"Come, Bobby, boy, don't fall up the steps and get your nice new clothes dirty," adjured Madge, as her brother made a false step in getting aboard the train. "Will you look out for him, Mr. Cameron, if I leave him in your care?"
"Sure!" said Tom, laughing. "I'll see that he doesn't spoil his pinafore or mess up his curls."
"Say! I'd shake a sister like that if I had one," grunted "Busy Izzy" Phelps, disgustedly.
"Aw, what's the odds?" drawled good-natured Bobbins.
The hilarious crowd boarded the Lanawaxa at the landing, and after crossing the lake they again took a train, disembarking at Seven Oaks, where the boys' school was situated.

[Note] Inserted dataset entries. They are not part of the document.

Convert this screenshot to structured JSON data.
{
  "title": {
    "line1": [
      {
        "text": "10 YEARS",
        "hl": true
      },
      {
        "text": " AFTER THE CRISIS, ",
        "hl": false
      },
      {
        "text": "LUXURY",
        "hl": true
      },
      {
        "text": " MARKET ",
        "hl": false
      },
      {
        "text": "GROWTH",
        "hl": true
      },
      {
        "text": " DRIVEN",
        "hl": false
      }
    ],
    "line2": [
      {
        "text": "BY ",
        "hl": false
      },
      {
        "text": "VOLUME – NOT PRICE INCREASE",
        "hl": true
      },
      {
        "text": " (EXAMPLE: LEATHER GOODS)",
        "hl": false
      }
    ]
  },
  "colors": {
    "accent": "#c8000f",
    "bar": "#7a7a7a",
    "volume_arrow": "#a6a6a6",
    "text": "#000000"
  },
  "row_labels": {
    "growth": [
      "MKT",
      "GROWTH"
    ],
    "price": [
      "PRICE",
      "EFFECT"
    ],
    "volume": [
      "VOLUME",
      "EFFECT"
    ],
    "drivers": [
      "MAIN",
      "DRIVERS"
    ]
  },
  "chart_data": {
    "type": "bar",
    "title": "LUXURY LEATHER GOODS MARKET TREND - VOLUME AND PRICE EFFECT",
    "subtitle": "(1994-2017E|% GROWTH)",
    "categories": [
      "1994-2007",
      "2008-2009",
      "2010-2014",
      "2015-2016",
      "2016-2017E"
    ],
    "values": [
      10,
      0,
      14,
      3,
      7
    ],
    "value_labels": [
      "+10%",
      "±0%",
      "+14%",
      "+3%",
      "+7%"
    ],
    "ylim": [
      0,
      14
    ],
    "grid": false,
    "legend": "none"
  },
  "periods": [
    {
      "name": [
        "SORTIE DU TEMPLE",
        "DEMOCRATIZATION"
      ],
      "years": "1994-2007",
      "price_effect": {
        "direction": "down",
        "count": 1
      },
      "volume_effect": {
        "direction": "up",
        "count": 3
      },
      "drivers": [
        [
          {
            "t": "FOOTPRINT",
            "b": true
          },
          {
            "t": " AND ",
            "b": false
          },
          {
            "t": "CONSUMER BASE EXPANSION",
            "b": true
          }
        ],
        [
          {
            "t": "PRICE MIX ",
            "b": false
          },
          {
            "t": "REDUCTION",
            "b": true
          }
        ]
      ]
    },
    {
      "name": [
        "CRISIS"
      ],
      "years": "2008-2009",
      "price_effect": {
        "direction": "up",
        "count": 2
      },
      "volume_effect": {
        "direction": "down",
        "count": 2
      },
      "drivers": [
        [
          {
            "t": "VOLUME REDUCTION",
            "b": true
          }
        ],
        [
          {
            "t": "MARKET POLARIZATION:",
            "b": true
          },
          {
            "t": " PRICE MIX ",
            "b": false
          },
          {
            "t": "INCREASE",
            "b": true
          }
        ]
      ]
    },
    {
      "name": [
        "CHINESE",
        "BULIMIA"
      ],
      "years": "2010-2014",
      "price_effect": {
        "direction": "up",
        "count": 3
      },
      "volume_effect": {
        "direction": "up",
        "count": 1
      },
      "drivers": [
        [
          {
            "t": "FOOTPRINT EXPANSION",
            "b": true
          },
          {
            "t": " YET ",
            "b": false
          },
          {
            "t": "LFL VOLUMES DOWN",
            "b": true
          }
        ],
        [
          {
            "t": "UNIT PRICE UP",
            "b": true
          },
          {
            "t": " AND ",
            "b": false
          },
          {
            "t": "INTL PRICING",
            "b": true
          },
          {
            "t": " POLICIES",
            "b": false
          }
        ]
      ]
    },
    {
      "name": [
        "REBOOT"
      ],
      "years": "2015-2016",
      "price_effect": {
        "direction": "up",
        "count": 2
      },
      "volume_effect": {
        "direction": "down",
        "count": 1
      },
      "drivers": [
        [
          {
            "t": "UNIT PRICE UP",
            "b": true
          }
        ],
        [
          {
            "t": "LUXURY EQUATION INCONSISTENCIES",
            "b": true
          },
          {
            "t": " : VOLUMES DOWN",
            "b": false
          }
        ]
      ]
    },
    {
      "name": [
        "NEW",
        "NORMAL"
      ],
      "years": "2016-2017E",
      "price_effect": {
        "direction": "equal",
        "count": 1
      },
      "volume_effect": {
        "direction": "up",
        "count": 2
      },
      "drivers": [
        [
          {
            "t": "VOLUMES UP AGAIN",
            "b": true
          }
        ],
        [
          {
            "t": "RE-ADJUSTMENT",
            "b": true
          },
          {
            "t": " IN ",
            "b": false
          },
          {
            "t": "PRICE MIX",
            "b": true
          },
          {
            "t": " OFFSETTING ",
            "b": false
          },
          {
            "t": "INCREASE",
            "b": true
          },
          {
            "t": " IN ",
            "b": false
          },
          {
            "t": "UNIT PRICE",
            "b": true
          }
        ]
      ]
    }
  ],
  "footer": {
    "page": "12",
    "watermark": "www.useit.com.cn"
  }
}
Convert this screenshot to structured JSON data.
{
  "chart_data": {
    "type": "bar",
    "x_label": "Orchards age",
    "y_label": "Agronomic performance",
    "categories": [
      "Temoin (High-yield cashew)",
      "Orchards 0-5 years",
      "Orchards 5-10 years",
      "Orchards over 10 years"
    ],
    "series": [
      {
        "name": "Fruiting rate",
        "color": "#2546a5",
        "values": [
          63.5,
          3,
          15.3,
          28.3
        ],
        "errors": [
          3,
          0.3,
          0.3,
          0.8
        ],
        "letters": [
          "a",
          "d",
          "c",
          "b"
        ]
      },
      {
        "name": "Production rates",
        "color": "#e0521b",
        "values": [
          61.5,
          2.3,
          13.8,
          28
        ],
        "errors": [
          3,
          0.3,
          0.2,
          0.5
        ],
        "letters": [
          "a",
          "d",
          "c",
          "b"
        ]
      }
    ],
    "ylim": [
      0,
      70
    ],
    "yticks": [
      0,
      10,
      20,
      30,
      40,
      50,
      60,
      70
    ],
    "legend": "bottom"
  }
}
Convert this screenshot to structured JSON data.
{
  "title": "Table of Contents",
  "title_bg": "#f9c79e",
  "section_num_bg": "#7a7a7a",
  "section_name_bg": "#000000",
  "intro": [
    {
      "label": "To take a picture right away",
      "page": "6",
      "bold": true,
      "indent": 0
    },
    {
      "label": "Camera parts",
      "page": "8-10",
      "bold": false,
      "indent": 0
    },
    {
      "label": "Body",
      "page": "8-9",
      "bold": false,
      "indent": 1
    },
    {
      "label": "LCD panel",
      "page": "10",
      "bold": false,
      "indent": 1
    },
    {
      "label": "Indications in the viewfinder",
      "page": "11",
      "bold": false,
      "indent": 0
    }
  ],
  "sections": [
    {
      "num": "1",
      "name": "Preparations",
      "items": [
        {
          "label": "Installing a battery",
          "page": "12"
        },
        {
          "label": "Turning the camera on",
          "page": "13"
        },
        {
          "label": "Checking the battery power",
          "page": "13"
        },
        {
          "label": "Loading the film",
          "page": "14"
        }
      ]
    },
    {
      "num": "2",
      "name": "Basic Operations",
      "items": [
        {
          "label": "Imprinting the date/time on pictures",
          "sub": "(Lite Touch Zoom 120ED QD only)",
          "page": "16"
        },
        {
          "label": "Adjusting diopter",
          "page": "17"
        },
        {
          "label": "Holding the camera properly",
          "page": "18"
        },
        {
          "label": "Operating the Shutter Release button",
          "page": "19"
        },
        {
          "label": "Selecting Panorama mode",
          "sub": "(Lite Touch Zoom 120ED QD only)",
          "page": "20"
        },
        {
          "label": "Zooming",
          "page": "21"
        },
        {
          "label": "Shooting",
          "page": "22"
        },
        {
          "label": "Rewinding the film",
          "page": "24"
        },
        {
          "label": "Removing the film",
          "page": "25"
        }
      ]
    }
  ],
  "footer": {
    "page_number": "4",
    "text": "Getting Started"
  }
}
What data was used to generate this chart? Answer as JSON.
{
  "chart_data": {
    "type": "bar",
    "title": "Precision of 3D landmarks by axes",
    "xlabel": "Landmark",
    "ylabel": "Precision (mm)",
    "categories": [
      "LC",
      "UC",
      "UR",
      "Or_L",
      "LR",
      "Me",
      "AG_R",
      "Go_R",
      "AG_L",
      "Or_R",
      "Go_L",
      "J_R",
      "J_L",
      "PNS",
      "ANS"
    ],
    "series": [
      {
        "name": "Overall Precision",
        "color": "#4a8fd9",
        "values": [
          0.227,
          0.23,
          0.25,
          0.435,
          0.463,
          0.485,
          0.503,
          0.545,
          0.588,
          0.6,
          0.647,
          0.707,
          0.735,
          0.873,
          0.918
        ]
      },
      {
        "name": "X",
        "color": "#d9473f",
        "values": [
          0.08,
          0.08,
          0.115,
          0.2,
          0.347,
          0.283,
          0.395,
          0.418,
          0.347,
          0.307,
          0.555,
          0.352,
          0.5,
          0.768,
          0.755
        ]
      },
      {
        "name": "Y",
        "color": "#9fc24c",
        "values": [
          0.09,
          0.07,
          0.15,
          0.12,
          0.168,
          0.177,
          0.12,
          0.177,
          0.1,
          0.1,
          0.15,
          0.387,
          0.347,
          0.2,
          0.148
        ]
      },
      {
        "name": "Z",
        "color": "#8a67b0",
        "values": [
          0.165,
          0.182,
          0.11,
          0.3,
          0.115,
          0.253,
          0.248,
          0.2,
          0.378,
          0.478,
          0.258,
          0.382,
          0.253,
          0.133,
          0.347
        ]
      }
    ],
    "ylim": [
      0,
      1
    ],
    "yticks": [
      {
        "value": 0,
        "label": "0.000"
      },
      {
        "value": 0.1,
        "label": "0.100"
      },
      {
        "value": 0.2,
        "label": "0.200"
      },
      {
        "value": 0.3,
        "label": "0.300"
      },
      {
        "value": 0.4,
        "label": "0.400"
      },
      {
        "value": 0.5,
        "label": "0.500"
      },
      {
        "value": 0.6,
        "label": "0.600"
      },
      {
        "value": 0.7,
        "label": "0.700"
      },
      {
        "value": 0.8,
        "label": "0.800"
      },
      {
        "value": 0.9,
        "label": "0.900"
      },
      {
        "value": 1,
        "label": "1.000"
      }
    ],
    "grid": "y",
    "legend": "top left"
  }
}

From here the girls were to journey by stage to Briarwood. There was dust-coated, grinning, bewhiskered "Old Noah Dolliver" and his "Ark," waiting for them.
There was a horde of uniformed academy boys about to greet Tom and his chums, and to eye the girls who had come thus far in their company. But Ruth and her friends were not so bashful as they had been the year before.
They formed in line, two by two, and slowly paraded the length of the platform, chanting in unison the favorite "welcome to the infants" used at the beginning of each half at Briarwood:
"Uncle Noah, he drove an Ark—
One wide river to cross!
He's aiming to land at Briarwood Park—
One wide river to cross!
One wide river!
One wide river of Jordan!
One wide river!
One wide river to cross!"
The boys cheered them enthusiastically. The girls piled into the coach with much laughter. Even Mercy had taken part in this fun, for the procession had marched at an easy pace for her benefit.